Your activity undermines the copyright system for your own benefit and in the financial interests of some of the wealthiest corporations in history. As has been said, the Internet Archive is not a public service but a pirate website. You are not here to help others- you are helping yourself to others’ property. It’s unfortunate that your supporters can’t admit this, or don’t realize it.

Well said. And let’s understand that what the Silicon Valley oligarchs really want is a true compulsory license for all works of copyright–which I think is exactly what the eponymous Mr. Kahle was actually after with his National Emergency Library, what Google wanted with Google Books, what YouTube wanted with the DMCA, and what Grokster and Morpheus wanted with file sharing. (Note that Napster was always trying to get a license, however hamhandedly, and shut down when they couldn’t get one.)

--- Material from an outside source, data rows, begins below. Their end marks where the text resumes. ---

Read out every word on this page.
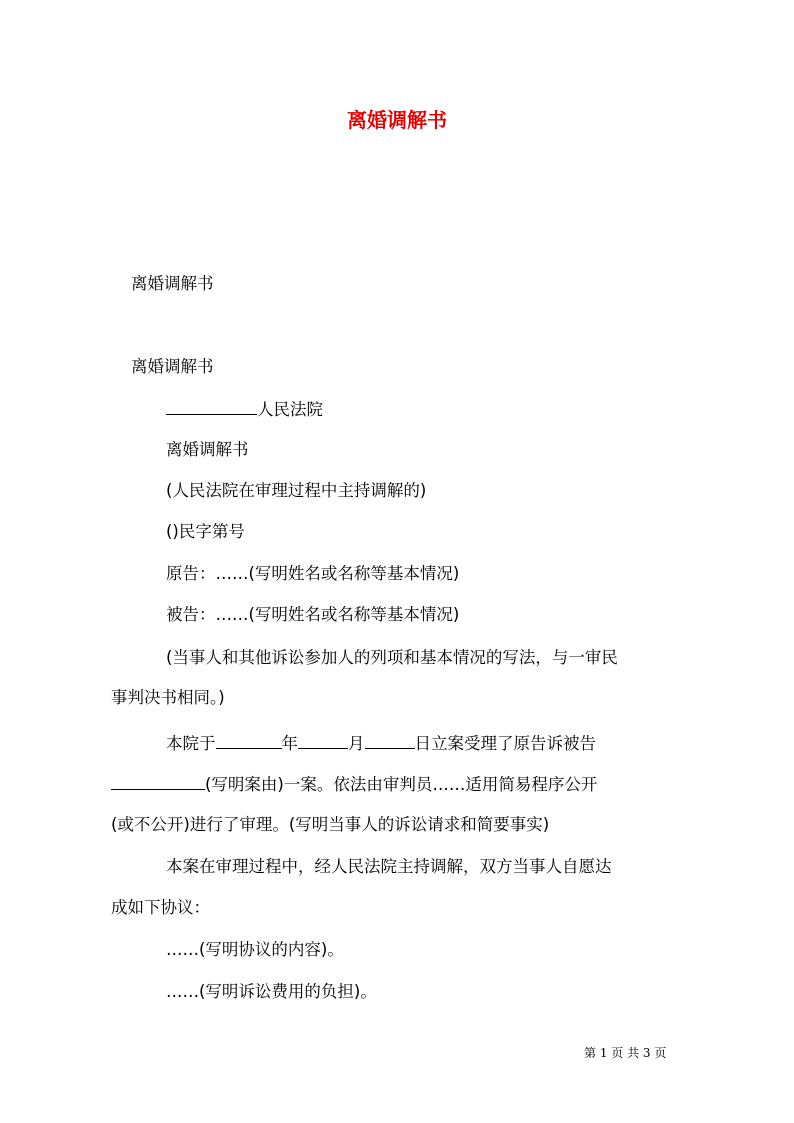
离婚调解书
离婚调解书
离婚调解书
人民法院
离婚调解书
(人民法院在审理过程中主持调解的)
()民字第号
原告：……(写明姓名或名称等基本情况)
被告：……(写明姓名或名称等基本情况)
(当事人和其他诉讼参加人的列项和基本情况的写法，与一审民
事判决书相同。)
本院于	年	月	日立案受理了原告诉被告
(写明案由)一案。依法由审判员……适用简易程序公开
(或不公开)进行了审理。(写明当事人的诉讼请求和简要事实)
本案在审理过程中，经人民法院主持调解，双方当事人自愿达
成如下协议：
……(写明协议的内容)。
……(写明诉讼费用的负担)。
第 1 页 共 3 页
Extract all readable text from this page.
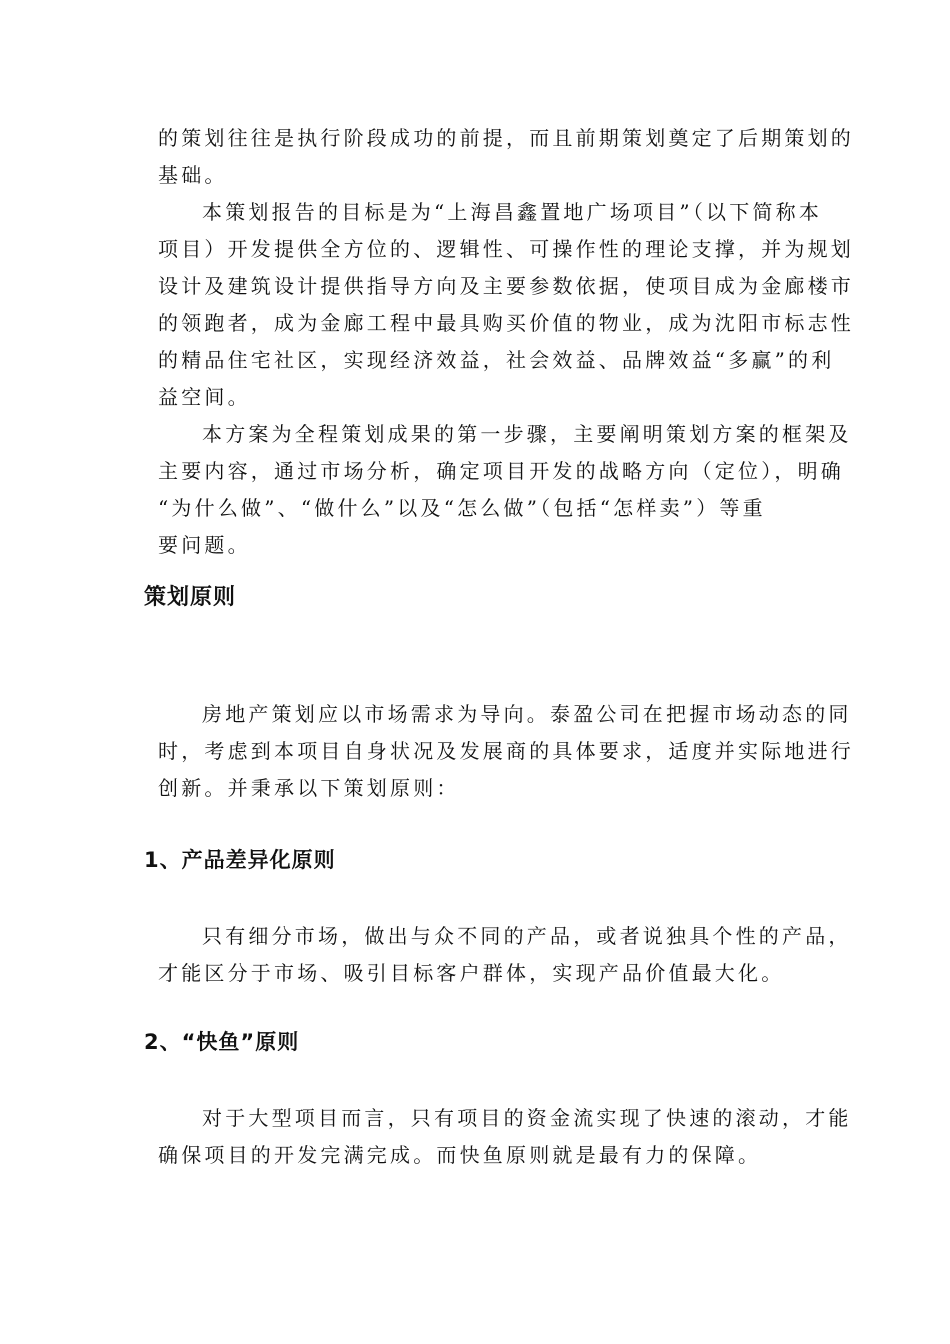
的策划往往是执行阶段成功的前提，而且前期策划奠定了后期策划的
基础。

本策划报告的目标是为“上海昌鑫置地广场项目”（以下简称本
项目）开发提供全方位的、逻辑性、可操作性的理论支撑，并为规划
设计及建筑设计提供指导方向及主要参数依据，使项目成为金廊楼市
的领跑者，成为金廊工程中最具购买价值的物业，成为沈阳市标志性
的精品住宅社区，实现经济效益，社会效益、品牌效益“多赢”的利
益空间。

本方案为全程策划成果的第一步骤，主要阐明策划方案的框架及
主要内容，通过市场分析，确定项目开发的战略方向（定位），明确
“为什么做”、“做什么”以及“怎么做”（包括“怎样卖”）等重
要问题。

策划原则

房地产策划应以市场需求为导向。泰盈公司在把握市场动态的同
时，考虑到本项目自身状况及发展商的具体要求，适度并实际地进行
创新。并秉承以下策划原则：

1、产品差异化原则

只有细分市场，做出与众不同的产品，或者说独具个性的产品，
才能区分于市场、吸引目标客户群体，实现产品价值最大化。

2、“快鱼”原则

对于大型项目而言，只有项目的资金流实现了快速的滚动，才能
确保项目的开发完满完成。而快鱼原则就是最有力的保障。
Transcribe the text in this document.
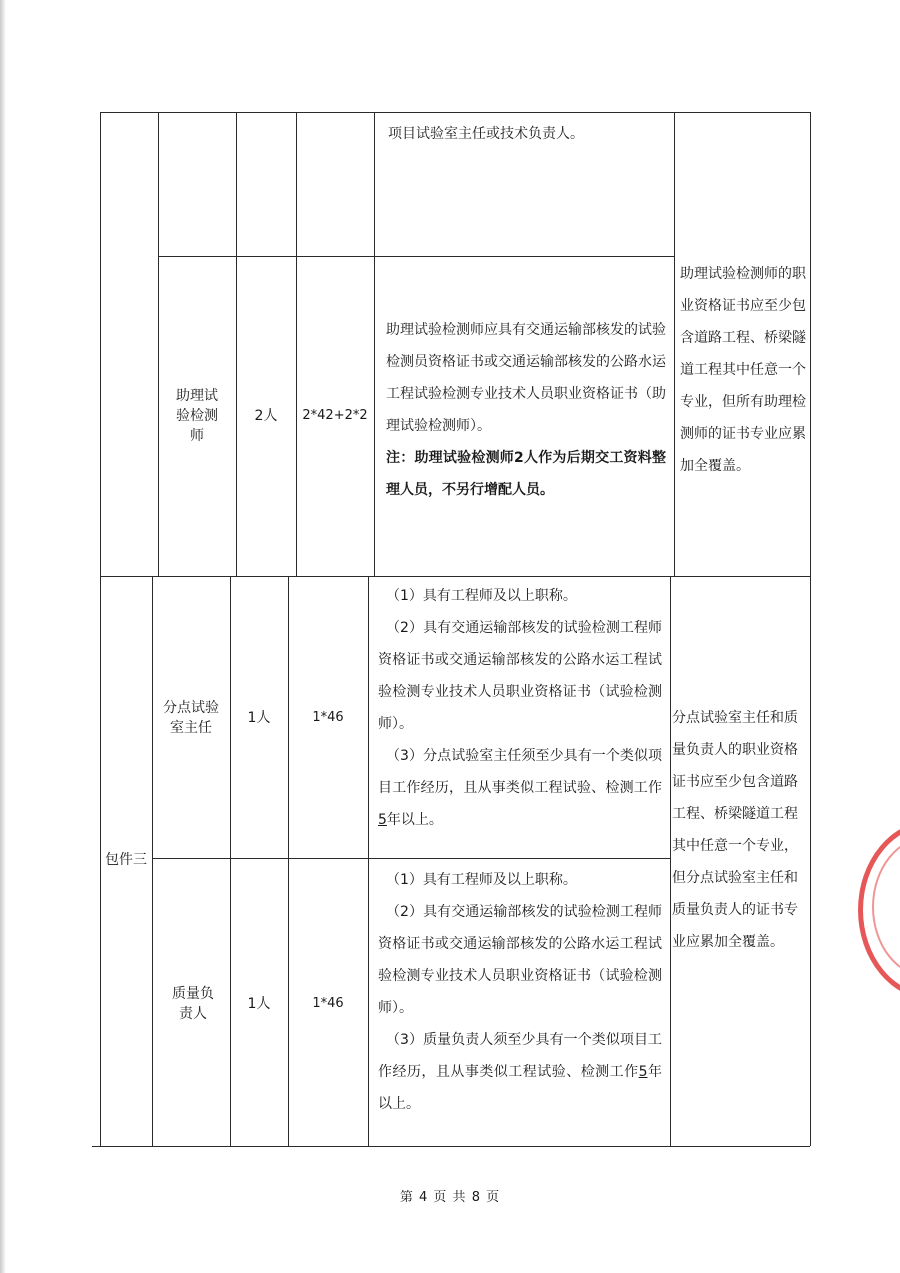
项目试验室主任或技术负责人。

助理试验检测师
2人 2*42+2*2

助理试验检测师应具有交通运输部核发的试验检测员资格证书或交通运输部核发的公路水运工程试验检测专业技术人员职业资格证书（助理试验检测师）。

注：助理试验检测师2人作为后期交工资料整理人员，不另行增配人员。

助理试验检测师的职业资格证书应至少包含道路工程、桥梁隧道工程其中任意一个专业，但所有助理检测师的证书专业应累加全覆盖。
包件三
分点试验室主任
1人	1*46

（1）具有工程师及以上职称。

（2）具有交通运输部核发的试验检测工程师资格证书或交通运输部核发的公路水运工程试验检测专业技术人员职业资格证书（试验检测师）。

（3）分点试验室主任须至少具有一个类似项目工作经历，且从事类似工程试验、检测工作5年以上。

质量负责人
1人	1*46

（1）具有工程师及以上职称。

（2）具有交通运输部核发的试验检测工程师资格证书或交通运输部核发的公路水运工程试验检测专业技术人员职业资格证书（试验检测师）。

（3）质量负责人须至少具有一个类似项目工作经历，且从事类似工程试验、检测工作5年以上。

分点试验室主任和质量负责人的职业资格证书应至少包含道路工程、桥梁隧道工程其中任意一个专业，但分点试验室主任和质量负责人的证书专业应累加全覆盖。
第 4 页 共 8 页
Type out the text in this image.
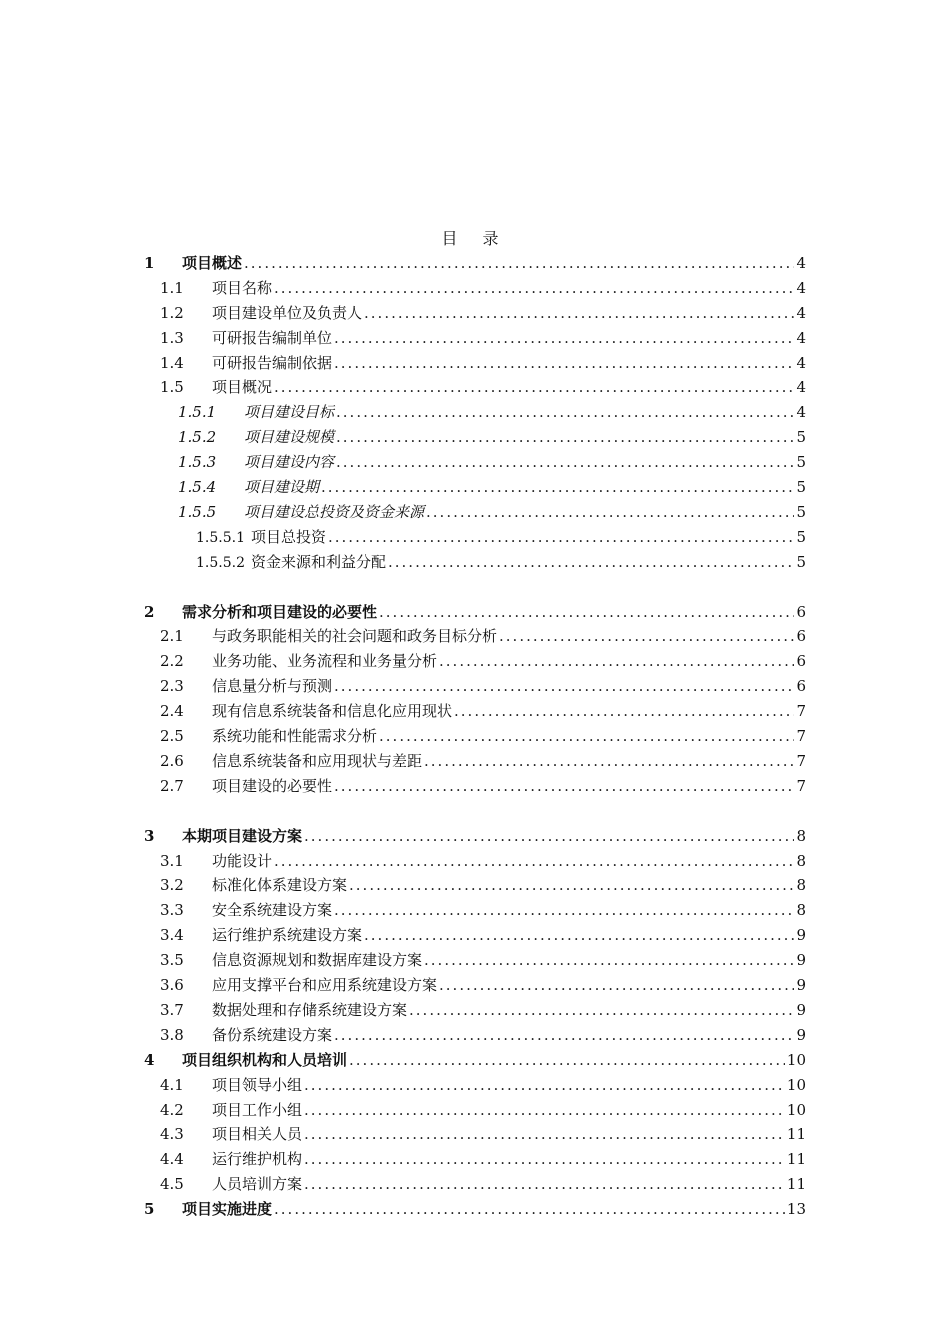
目 录
1	项目概述 .....	4
1.1	项目名称 .....	4
1.2	项目建设单位及负责人 .....	4
1.3	可研报告编制单位 .....	4
1.4	可研报告编制依据 .....	4
1.5	项目概况 .....	4
1.5.1	项目建设目标 .....	4
1.5.2	项目建设规模 .....	5
1.5.3	项目建设内容 .....	5
1.5.4	项目建设期 .....	5
1.5.5	项目建设总投资及资金来源 .....	5
1.5.5.1 项目总投资 .....	5
1.5.5.2 资金来源和利益分配 .....	5
2	需求分析和项目建设的必要性 .....	6
2.1	与政务职能相关的社会问题和政务目标分析 .....	6
2.2	业务功能、业务流程和业务量分析 .....	6
2.3	信息量分析与预测 .....	6
2.4	现有信息系统装备和信息化应用现状 .....	7
2.5	系统功能和性能需求分析 .....	7
2.6	信息系统装备和应用现状与差距 .....	7
2.7	项目建设的必要性 .....	7
3	本期项目建设方案 .....	8
3.1	功能设计 .....	8
3.2	标准化体系建设方案 .....	8
3.3	安全系统建设方案 .....	8
3.4	运行维护系统建设方案 .....	9
3.5	信息资源规划和数据库建设方案 .....	9
3.6	应用支撑平台和应用系统建设方案 .....	9
3.7	数据处理和存储系统建设方案 .....	9
3.8	备份系统建设方案 .....	9
4	项目组织机构和人员培训 .....	10
4.1	项目领导小组 .....	10
4.2	项目工作小组 .....	10
4.3	项目相关人员 .....	11
4.4	运行维护机构 .....	11
4.5	人员培训方案 .....	11
5	项目实施进度 .....	13
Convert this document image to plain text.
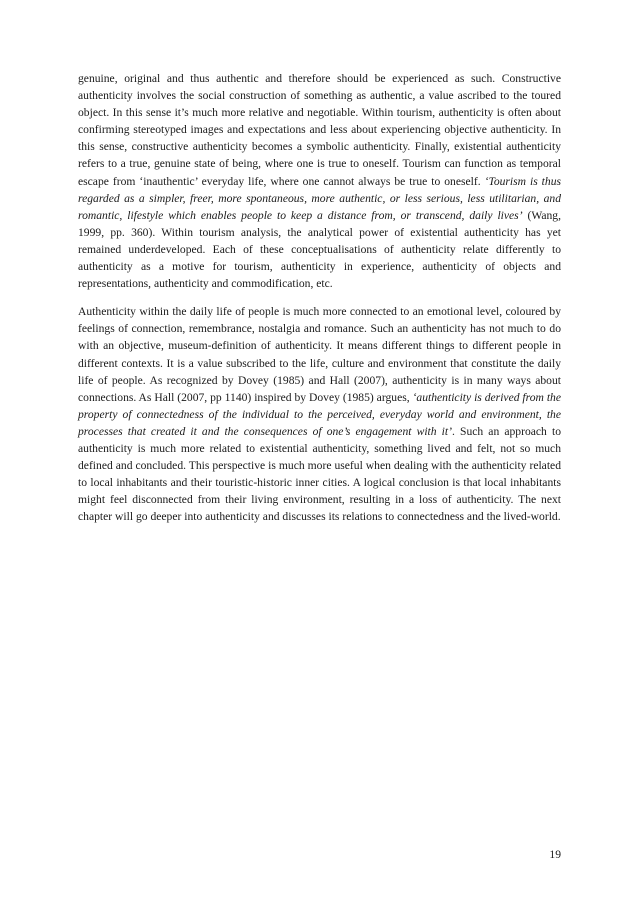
genuine, original and thus authentic and therefore should be experienced as such. Constructive authenticity involves the social construction of something as authentic, a value ascribed to the toured object. In this sense it’s much more relative and negotiable. Within tourism, authenticity is often about confirming stereotyped images and expectations and less about experiencing objective authenticity. In this sense, constructive authenticity becomes a symbolic authenticity. Finally, existential authenticity refers to a true, genuine state of being, where one is true to oneself. Tourism can function as temporal escape from ‘inauthentic’ everyday life, where one cannot always be true to oneself. ‘Tourism is thus regarded as a simpler, freer, more spontaneous, more authentic, or less serious, less utilitarian, and romantic, lifestyle which enables people to keep a distance from, or transcend, daily lives’ (Wang, 1999, pp. 360). Within tourism analysis, the analytical power of existential authenticity has yet remained underdeveloped. Each of these conceptualisations of authenticity relate differently to authenticity as a motive for tourism, authenticity in experience, authenticity of objects and representations, authenticity and commodification, etc.

Authenticity within the daily life of people is much more connected to an emotional level, coloured by feelings of connection, remembrance, nostalgia and romance. Such an authenticity has not much to do with an objective, museum-definition of authenticity. It means different things to different people in different contexts. It is a value subscribed to the life, culture and environment that constitute the daily life of people. As recognized by Dovey (1985) and Hall (2007), authenticity is in many ways about connections. As Hall (2007, pp 1140) inspired by Dovey (1985) argues, ‘authenticity is derived from the property of connectedness of the individual to the perceived, everyday world and environment, the processes that created it and the consequences of one’s engagement with it’. Such an approach to authenticity is much more related to existential authenticity, something lived and felt, not so much defined and concluded. This perspective is much more useful when dealing with the authenticity related to local inhabitants and their touristic-historic inner cities. A logical conclusion is that local inhabitants might feel disconnected from their living environment, resulting in a loss of authenticity. The next chapter will go deeper into authenticity and discusses its relations to connectedness and the lived-world.

19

The Anonymous Librarian goes on to offer a lifeboat, which, unfortunately, will be summarily ignored by the metashills. While she was speaking of the pandemic effort at a compulsory license, these are words that will ring through the history of all these misguided efforts at undermining copyright:

It is a tragedy within a tragedy that anyone supports you in this effort to steal livelihoods away from authors who struggle to create the works that we love to read, as is evidenced by the glowing praise for the books you have taken and given away.

Brewster, you claim that the Internet Archive is a library- but do you want to know what real libraries do? They pay license fees for e-books and then allow their users to access the books. To be decent and truly human, you will apologize to the world and discontinue your grotesquely unfair challenge to authors. You will transform into something resembling a real library and provide funds to license access to these books for the benefit of the public. You have enough financial assets to pay for licenses to use these works. It has been pointed out that you have more than 100 million dollars in your Kahle-Austin Foundation [Now where might that $100 million have come from?]. You could provide the books to the public by paying license fees to authors and publishers- that is what real libraries do.

You could do this, Brewster, and then you would get real praise, and you would be worthy of it.

Pitch perfect summary of what is going on in Maryland and what may be going on in New York. In order to stop the Maryland bill from going into effect in 2022, authors are going to have to dip into their pockets to litigate against states with unlimited litigation budgets backstopped by the biggest corporations in commercial history. This is a familiar role to anyone trying to protect artist rights which is a group that clearly doesn’t include the Maryland General Assembly or Maryland Governor Larry Hogan who should all be ashamed of themselves. If you want to tell the Governor what you think of his unconstitutional travesty, you can contact him here.

Worse yet, it appears that New York has passed similar legislation that may be sitting on the Governor’s desk. I guess the real question is whether New York Attorney General Leticia James would like to come by the Algonquin Hotel to explain why New York has a compelling interest in crushing New York authors.